Dalam sebuah rapat antara kamerad Darsono dengan Sub-Sekretariat Komintern untuk Hindia di Rusia, kamerad Darsono mengatakan, “Kami bekerja melalui organisasi-organisasi, bukan hanya organisasi politik tetapi juga organisasi artistik [seni] dan berbagai organisasi desa” (6 Mei 1926, sumber: IISG Amsterdam, arsip Komintern – Partai Komunis Indonesia, nomor panggil: 2). Ini menjelaskan mengapa, selain berisi laporan berita dan opini, Sinar Hindia juga memuat bentuk seni lainnya, seperti slogan dan karikatur.
Bagaimanakah isi karikatur pada masa pergerakan ini?
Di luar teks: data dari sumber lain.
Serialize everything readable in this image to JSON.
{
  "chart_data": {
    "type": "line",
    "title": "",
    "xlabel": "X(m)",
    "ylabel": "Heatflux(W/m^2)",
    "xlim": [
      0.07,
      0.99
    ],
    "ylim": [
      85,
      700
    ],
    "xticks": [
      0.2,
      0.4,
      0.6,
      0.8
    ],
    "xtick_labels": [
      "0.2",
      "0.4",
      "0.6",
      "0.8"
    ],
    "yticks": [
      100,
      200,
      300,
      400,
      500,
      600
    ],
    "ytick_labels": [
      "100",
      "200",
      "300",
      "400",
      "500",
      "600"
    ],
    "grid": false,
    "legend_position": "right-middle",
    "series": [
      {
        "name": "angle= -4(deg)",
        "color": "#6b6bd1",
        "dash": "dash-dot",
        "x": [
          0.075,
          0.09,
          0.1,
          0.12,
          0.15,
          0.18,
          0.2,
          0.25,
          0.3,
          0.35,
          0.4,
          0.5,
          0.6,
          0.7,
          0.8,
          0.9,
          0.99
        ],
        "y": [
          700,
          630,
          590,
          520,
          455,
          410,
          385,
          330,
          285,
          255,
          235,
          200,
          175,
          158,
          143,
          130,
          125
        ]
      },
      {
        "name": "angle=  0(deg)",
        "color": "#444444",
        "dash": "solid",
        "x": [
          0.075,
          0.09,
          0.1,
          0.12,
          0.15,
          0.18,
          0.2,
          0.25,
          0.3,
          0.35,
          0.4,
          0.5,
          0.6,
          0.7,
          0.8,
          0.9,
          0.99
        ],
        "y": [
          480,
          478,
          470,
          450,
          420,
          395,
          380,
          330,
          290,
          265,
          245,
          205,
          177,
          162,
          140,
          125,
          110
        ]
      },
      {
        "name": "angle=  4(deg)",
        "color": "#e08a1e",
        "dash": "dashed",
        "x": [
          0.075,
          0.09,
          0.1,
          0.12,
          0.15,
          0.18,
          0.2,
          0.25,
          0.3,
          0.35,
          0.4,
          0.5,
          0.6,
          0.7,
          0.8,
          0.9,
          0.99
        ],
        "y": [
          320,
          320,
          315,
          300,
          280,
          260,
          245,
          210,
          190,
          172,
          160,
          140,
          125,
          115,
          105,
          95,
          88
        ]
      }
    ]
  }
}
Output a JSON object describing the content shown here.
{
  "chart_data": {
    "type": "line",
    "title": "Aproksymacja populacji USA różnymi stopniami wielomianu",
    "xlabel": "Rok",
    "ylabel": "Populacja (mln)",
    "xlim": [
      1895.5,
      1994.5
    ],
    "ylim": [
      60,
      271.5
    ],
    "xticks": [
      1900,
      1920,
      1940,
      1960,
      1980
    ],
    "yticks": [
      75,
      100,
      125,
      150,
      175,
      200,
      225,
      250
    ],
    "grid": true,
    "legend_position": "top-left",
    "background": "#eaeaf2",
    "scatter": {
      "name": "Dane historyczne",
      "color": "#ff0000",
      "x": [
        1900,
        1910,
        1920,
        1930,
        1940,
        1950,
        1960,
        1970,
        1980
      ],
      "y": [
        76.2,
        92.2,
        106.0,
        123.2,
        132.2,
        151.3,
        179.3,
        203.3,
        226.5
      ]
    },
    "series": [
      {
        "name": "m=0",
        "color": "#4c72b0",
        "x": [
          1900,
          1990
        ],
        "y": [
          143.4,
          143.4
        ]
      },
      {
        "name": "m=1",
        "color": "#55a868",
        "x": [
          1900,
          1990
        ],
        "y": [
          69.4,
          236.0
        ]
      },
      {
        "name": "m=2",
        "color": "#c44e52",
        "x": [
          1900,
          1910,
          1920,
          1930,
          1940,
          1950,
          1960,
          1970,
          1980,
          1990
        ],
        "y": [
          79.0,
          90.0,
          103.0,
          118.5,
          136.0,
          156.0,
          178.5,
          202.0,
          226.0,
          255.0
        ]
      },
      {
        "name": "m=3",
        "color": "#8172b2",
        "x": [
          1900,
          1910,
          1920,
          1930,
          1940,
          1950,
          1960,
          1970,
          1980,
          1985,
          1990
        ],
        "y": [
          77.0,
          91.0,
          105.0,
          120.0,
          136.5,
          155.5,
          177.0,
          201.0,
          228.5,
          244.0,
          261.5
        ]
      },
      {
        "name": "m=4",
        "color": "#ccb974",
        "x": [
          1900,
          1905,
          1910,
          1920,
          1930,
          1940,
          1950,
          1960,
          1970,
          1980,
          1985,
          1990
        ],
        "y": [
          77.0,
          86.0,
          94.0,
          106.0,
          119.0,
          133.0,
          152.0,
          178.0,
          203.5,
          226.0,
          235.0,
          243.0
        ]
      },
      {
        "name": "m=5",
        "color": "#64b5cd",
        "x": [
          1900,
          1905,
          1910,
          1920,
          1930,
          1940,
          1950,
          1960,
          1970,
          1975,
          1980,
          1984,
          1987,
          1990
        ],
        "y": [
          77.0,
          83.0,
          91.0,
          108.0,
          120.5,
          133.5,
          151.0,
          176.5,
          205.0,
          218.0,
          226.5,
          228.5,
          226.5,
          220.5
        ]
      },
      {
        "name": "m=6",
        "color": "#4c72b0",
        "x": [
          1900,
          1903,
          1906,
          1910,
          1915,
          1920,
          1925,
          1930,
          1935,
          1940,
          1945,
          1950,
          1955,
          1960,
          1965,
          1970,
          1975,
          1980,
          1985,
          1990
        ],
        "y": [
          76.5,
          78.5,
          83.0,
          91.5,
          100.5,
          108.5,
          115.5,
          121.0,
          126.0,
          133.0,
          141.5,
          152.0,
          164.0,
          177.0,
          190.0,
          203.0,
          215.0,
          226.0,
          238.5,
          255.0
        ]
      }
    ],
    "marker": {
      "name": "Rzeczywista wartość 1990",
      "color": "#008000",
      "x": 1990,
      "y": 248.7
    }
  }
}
Pada umumnya, karikatur berisi gambar yang merepresentasikan seseorang atau suatu hal dengan disederhanakan atau dilebih-lebihkan. Tujuannya bisa untuk menghina atau memuji sehingga karikatur seringkali sarat dengan pesan politik. Karena bentuk gambarnya yang mudah diingat, karikatur menjadi media yang cocok untuk memobilisasi ide, bahasa, dan ideologi. Misalnya, dalam ketujuh karikatur di bawah ini yang diambil dari organ Sinar Hindia pada tahun 1924, kita bisa melihat bagaimana karikatur menjadi media untuk memobilisasi kosakata khas pergerakan saat itu yang memiliki semangat perjuangan kelas antikapitalisme dan dibangun berdasar solidaritas internasional: “kaoem boeroeh”, “revolutionair”, “kapitalisme”, “kaoem kapital”, “kaoem kerdja”, “Kommunisme”, “proletar”, “hantoe merah”, dan “kaoem–kerdja international”. Selain itu, kita juga bisa melihat bagaimana bahasa penjajah pun dipinjam sebagai ekspresi emansipasi: “vrij” (bebas) dan “klassenstrijd” (perjuangan kelas).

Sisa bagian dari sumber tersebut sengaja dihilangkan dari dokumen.